Is now the right time to refinance?
A lower rate can save you a lot of money, but there are additional reasons and factors to consider if it’s time to refinance. A Licensed Lending Officer at (888) 983-3270 is well equipped to review your options.
- If you have an adjustable rate mortgage (ARM), you may want to refinance into a fixed-rate loan in order to get payment stability and lock in your low rate so it can’t increase with the market.
- If you need cash to renovate your home, finance a business or pay college costs, you can refinance to access the equity in your home without having to sell it.
- If you are at risk for rising monthly costs or foreclosure due to a resetting home equity line of credit or home equity loan, refinancing can save your home and lots of money.
Breaking barriers: ‘No-cost’ refinancing
One of the main barriers to refinancing can be the up-front closing costs. However, you may be able to avoid some of the closing costs and maybe all of the out-of-pocket financing costs many borrowers pay.
Loans where lenders pay closing costs are sometimes called ‘no cost’ refinances, but there usually is a cost. Instead of paying an upfront cost, you’re paying the cost over time. However – and this is the key point – with a ‘no cost’ refinance, you could get a new loan with a lower rate even if you don't have the cash for closing at the moment.
Less paperwork can cut down on the hassle
Getting a mortgage often involves a lot of paperwork. The good news is that refinancing can be far less complex than a purchase. For instance, with FHA Streamline Refinances and the VA’s Interest Rate Reduction Refinance Loans (IRRRLs), you can often get replacement financing without income verification or an appraisal.

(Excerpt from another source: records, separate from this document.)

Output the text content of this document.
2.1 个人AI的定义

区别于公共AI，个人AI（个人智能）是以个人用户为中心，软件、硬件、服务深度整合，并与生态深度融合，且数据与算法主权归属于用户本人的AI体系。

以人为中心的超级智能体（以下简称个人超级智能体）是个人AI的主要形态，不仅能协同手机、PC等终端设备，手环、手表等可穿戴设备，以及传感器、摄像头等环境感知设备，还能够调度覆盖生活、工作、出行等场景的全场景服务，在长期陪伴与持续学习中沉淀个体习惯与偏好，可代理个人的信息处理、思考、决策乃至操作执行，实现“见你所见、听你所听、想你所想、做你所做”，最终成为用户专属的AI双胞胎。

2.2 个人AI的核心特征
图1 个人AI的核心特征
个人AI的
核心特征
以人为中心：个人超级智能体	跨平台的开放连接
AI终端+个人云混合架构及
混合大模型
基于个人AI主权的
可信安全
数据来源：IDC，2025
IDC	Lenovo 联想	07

Such options mean that for many borrowers, refinancing is possible today with less documentation and fewer worries about property values or a recent income decrease.
Refinancing to combine a home equity line of credit that has reset is another major consideration for when to refinance. With a home equity lines of credit, there's usually a ‘draw’ phase and a ‘repayment’ period. If the full amount of a home equity loan was borrowed, the borrower still owes that money as a second mortgage.
Refinancing your first mortgage to combine your home equity loan or credit line into one payment can create lower monthly payments, while saving you money by avoiding a skyrocketing payment.